Sat. Nov 23rd, 2024

Commentary and Opinion by Samuel Strait – April 6, 2024

What do you expect, I’m on vacation and am also on “Island Time”.  It is hard to sit still to catch up with the local brain trust when it is 85 degrees and blue skies outside every day.  More on that later.  Just before I left for sunnier places I had the opportunity to experience one last “paint drying” session in the Board Of Supervisors chambers.  One hour and a half of less than stimulating governance.  I can’t say that this belated description has my undivided attention, but here goes.

Things started pretty much as usual on March 26, 2024, opening ceremonies, yet more new hires from Health and Human Services, and the expected Board of Supervisor’s reports.  There are times when I wished that “instant replay” was a feature for the current Board members so that they preen in the afterglow of seeing themselves pat themselves on the back repeatedly over their most recent misadventures.  After being on the Board for sometime Supervisor Starkey has yet to realize that she is no longer in a County with a population of a half million but in one of 27,000 that does not have the material resources to plug all her perceived “holes” in treating various “vulnerable populations” within the County.  Supervisor Howard, what can I say, but quite the “traveling man” who thinks that makes him “important”.  Then there is Supervisor Short who remains well below the surface of cognitive activity and could do with a little of the quiet contemplative nature of Supervisor Borges.  And finally our “knight in shining armour”, Chair Dean Wilson, who hasn’t been able to free himself from years of dysfunction while working for both City and County governments, so sad, but we are going to have a plan, a strategic plan, you just wait!

On to the “Consent Agenda” which is where the “real governing” happens.  Sixteen items less number four, passed 5-0 with some discussion on the latest government obsession, lack of affordable housing.  Naturally what is lost in all the discussions of “affordable housing”, is that there has been such an “animal” for some time thanks mostly to ill advised actions in Sacramento.  The only way in recent history to bring housing costs to the near realm of affordability is to subsidize the process to the extreme and let the taxpayer bear the burden of a sizable portion of the cost.  I would suggest that this has been the way things work in California for some time.

The timed items consisted of “Public Comment” by itself, where yours truly gently reminded the Board that fighting the salary game as the sole excuse for lack of recruiting and retaining employees was while easy to trot out was unlikely to be the biggest “elephant” in the equation.  They may wish to examine the “Toxic Workplace” side of the equation and put some of the County’s finest, Directors, Assistant Directors, Program Managers, and Supervisors on the “hot seat” rather that become a perennial cheering section to find out what exactly they are doing to right the ship in their respective departments.

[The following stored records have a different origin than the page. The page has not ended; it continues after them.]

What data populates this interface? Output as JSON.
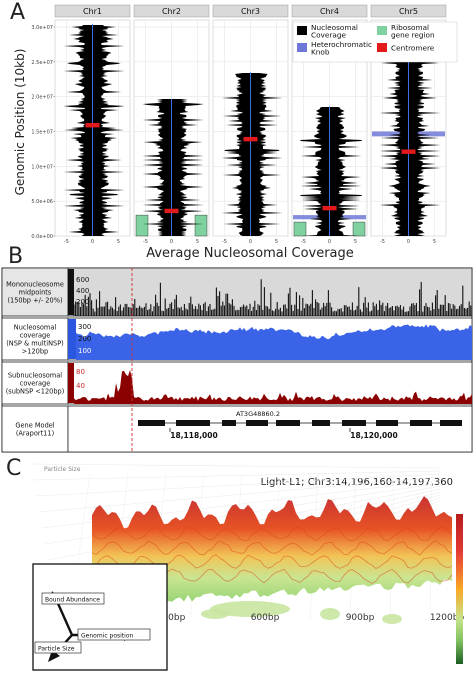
{
  "panel_letters": [
    "A",
    "B",
    "C"
  ],
  "panelA": {
    "ylabel": "Genomic Position (10kb)",
    "xlabel": "Average Nucleosomal Coverage",
    "legend": [
      {
        "label": "Nucleosomal\nCoverage",
        "color": "#000000"
      },
      {
        "label": "Ribosomal\ngene region",
        "color": "#7fd1a0"
      },
      {
        "label": "Heterochromatic\nKnob",
        "color": "#6f78d8"
      },
      {
        "label": "Centromere",
        "color": "#e31a1c"
      }
    ],
    "yticks": [
      "3.0e+07",
      "2.5e+07",
      "2.0e+07",
      "1.5e+07",
      "1.0e+07",
      "5.0e+06",
      "0.0e+00"
    ],
    "xticks": [
      "-5",
      "0",
      "5"
    ]
  },
  "panelB": {
    "tracks": [
      {
        "label": "Mononucleosome\nmidpoints\n(150bp +/- 20%)",
        "scale": [
          "600",
          "400",
          "200"
        ]
      },
      {
        "label": "Nucleosomal\ncoverage\n(NSP & multiNSP)\n>120bp",
        "scale": [
          "300",
          "200",
          "100"
        ]
      },
      {
        "label": "Subnucleosomal\ncoverage\n(subNSP <120bp)",
        "scale": [
          "80",
          "40"
        ]
      },
      {
        "label": "Gene Model\n(Araport11)",
        "scale": []
      }
    ],
    "gene_name": "AT3G48860.2",
    "coords": [
      "18,118,000",
      "18,120,000"
    ]
  },
  "panelC": {
    "title": "Light-L1; Chr3:14,196,160-14,197,360",
    "z_axis_label": "Particle Size",
    "x_ticks": [
      "0bp",
      "300bp",
      "600bp",
      "900bp",
      "1200bp"
    ],
    "inset_labels": [
      "Bound Abundance",
      "Genomic position",
      "Particle Size"
    ]
  },
  "chart_data": [
    {
      "type": "area",
      "panels": [
        "Chr1",
        "Chr2",
        "Chr3",
        "Chr4",
        "Chr5"
      ],
      "xlabel": "Average Nucleosomal Coverage",
      "ylabel": "Genomic Position (10kb)",
      "xlim": [
        -6,
        6
      ],
      "ylim": [
        0,
        31000000
      ],
      "series": [
        {
          "name": "Nucleosomal\nCoverage",
          "chromosome_length": [
            30400000,
            19700000,
            23500000,
            18600000,
            27000000
          ]
        },
        {
          "name": "Centromere",
          "centromere_position": [
            15900000,
            3600000,
            13900000,
            4000000,
            12100000
          ]
        }
      ],
      "heterochromatic_knob": {
        "Chr4": [
          2400000,
          3000000
        ],
        "Chr5": [
          14300000,
          15000000
        ]
      },
      "ribosomal_gene_region": {
        "Chr2": [
          0,
          3000000
        ],
        "Chr4": [
          0,
          2000000
        ]
      }
    },
    {
      "type": "bar",
      "tracks": [
        "Mononucleosome midpoints",
        "Nucleosomal coverage",
        "Subnucleosomal coverage"
      ],
      "x_range": [
        "18,115,500",
        "18,122,800"
      ],
      "y_max": [
        600,
        300,
        80
      ]
    },
    {
      "type": "area",
      "x": [
        0,
        300,
        600,
        900,
        1200
      ],
      "xlabel": "",
      "colorscale": [
        "#b71c1c",
        "#e53935",
        "#f9a825",
        "#c6e48b",
        "#7fbf5f",
        "#2e7d32"
      ]
    }
  ]
}
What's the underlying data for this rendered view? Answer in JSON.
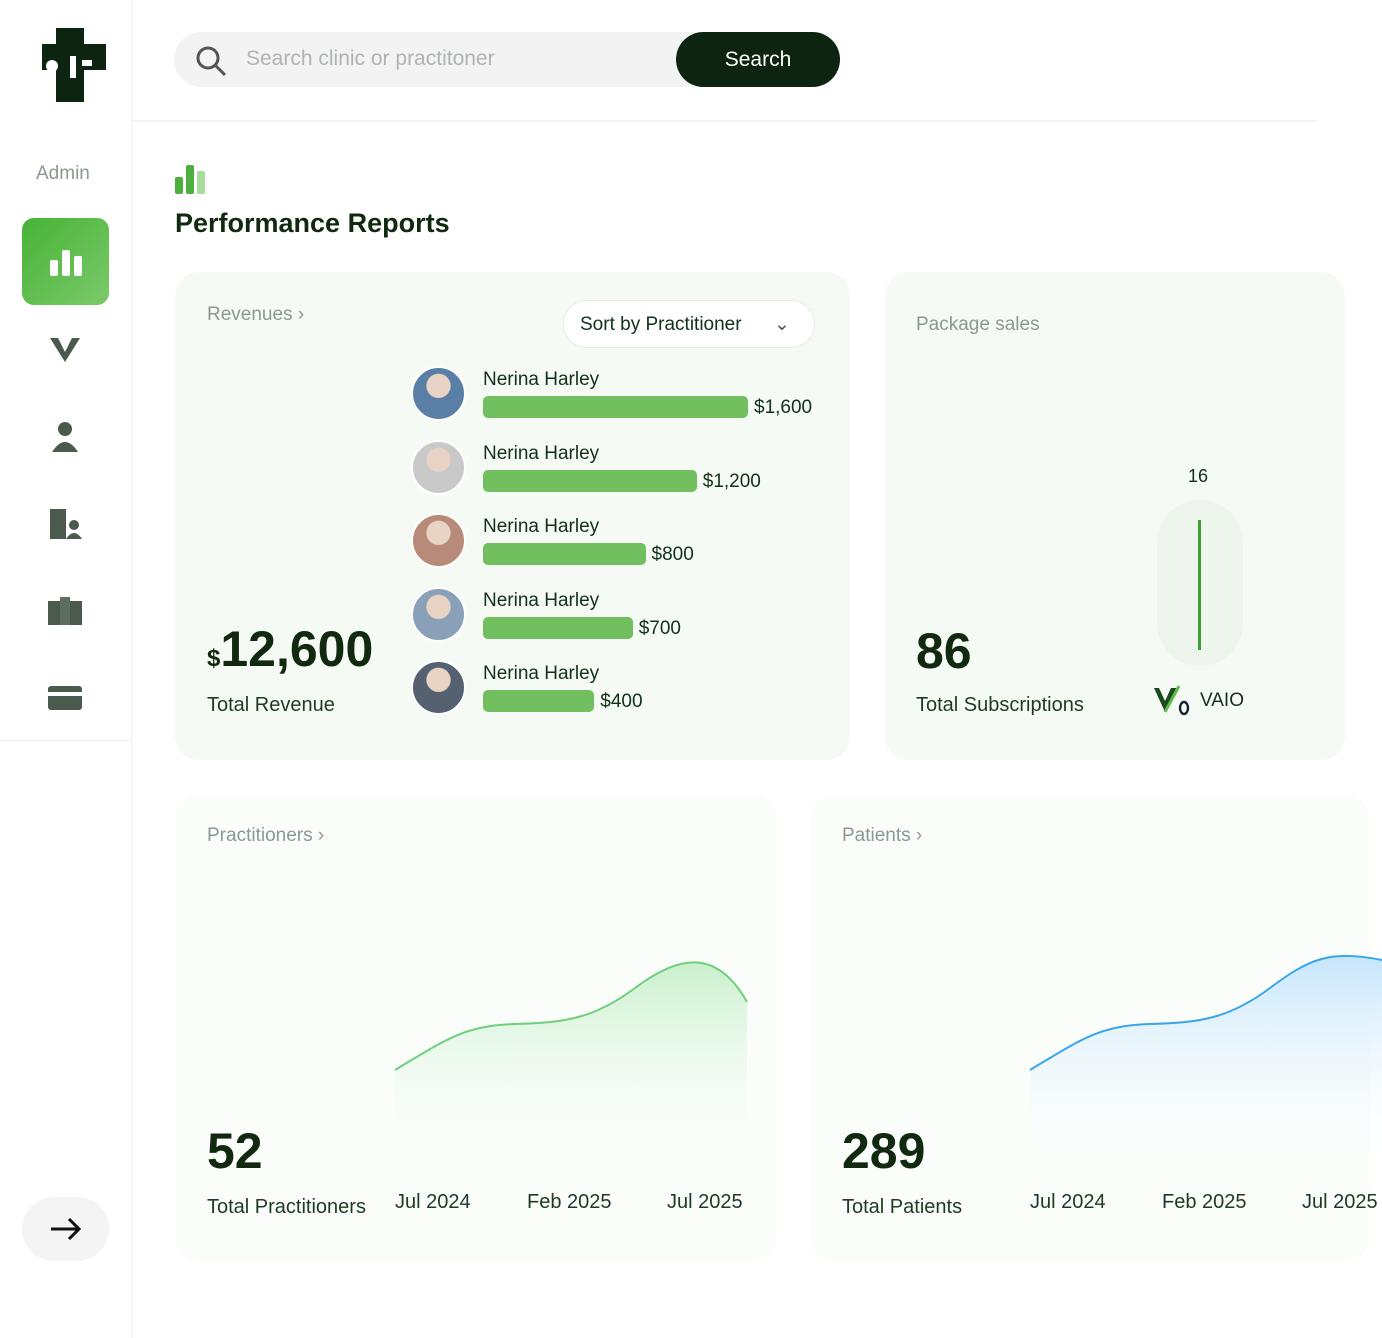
{
  "sidebar": {
    "role": "Admin"
  },
  "search": {
    "placeholder": "Search clinic or practitoner",
    "button": "Search"
  },
  "page": {
    "title": "Performance Reports"
  },
  "revenues": {
    "title": "Revenues",
    "sort": "Sort by Practitioner",
    "currency": "$",
    "total": "12,600",
    "total_label": "Total Revenue",
    "items": [
      {
        "name": "Nerina Harley",
        "value": 1600,
        "label": "$1,600"
      },
      {
        "name": "Nerina Harley",
        "value": 1200,
        "label": "$1,200"
      },
      {
        "name": "Nerina Harley",
        "value": 800,
        "label": "$800"
      },
      {
        "name": "Nerina Harley",
        "value": 700,
        "label": "$700"
      },
      {
        "name": "Nerina Harley",
        "value": 400,
        "label": "$400"
      }
    ]
  },
  "package_sales": {
    "title": "Package sales",
    "total": "86",
    "total_label": "Total Subscriptions",
    "packages": [
      {
        "name": "VAIO",
        "value": 16
      }
    ]
  },
  "practitioners": {
    "title": "Practitioners",
    "total": "52",
    "total_label": "Total Practitioners",
    "x_labels": [
      "Jul 2024",
      "Feb 2025",
      "Jul 2025"
    ]
  },
  "patients": {
    "title": "Patients",
    "total": "289",
    "total_label": "Total Patients",
    "x_labels": [
      "Jul 2024",
      "Feb 2025",
      "Jul 2025"
    ]
  }
}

General government consisted of an inter Board squabble over who was going to represent us Nationally.  Not surprising, the two contenders Supervisor “Government knows best” Starkey and Supervisor “Traveling Man” Howard were the two contenders.  Not that spending money for Del Norte County to go “national” will do a whit of good for the County, it is a good example of how our local Board thinks.  Nothing “grand” can be accomplished within, so with that in hand it must come from without and all the strings that are attached.  Look out taxpayers.  The remainder of general business was three items generated to protect County employees, nothing to see here folks.

A quick 5-0 as the Board of Equalization and we are on to Budget transfers where money approved to be spent on one thing is transfered to be spent on something else.  After all, what good is establishing a budget in July when things don’t turn out the way you think and it can easily be “fixed” by a budget transfer somewhere in the future where it is unlikely to be discussed or questioned.

And finally as we near the end of a blazing fast meeting, we are confronted with an interesting array of Legislative and Budget issues.  The first being a letter being sent to state and federal governments complaining about rollbacks of funding for local housing.  And I thought that developers had to bear the costs of building housing.  What a fool am I.  This followed by a plea for the resumption of a recreational Salmon fishing season this summer, fishery’s expert Supervisor Howard.  A tip of the hat to the “extraordinary workload” of the County’s employees and finally an effort to limit the damage of the Coastal Commission when building any place else but San Francisco.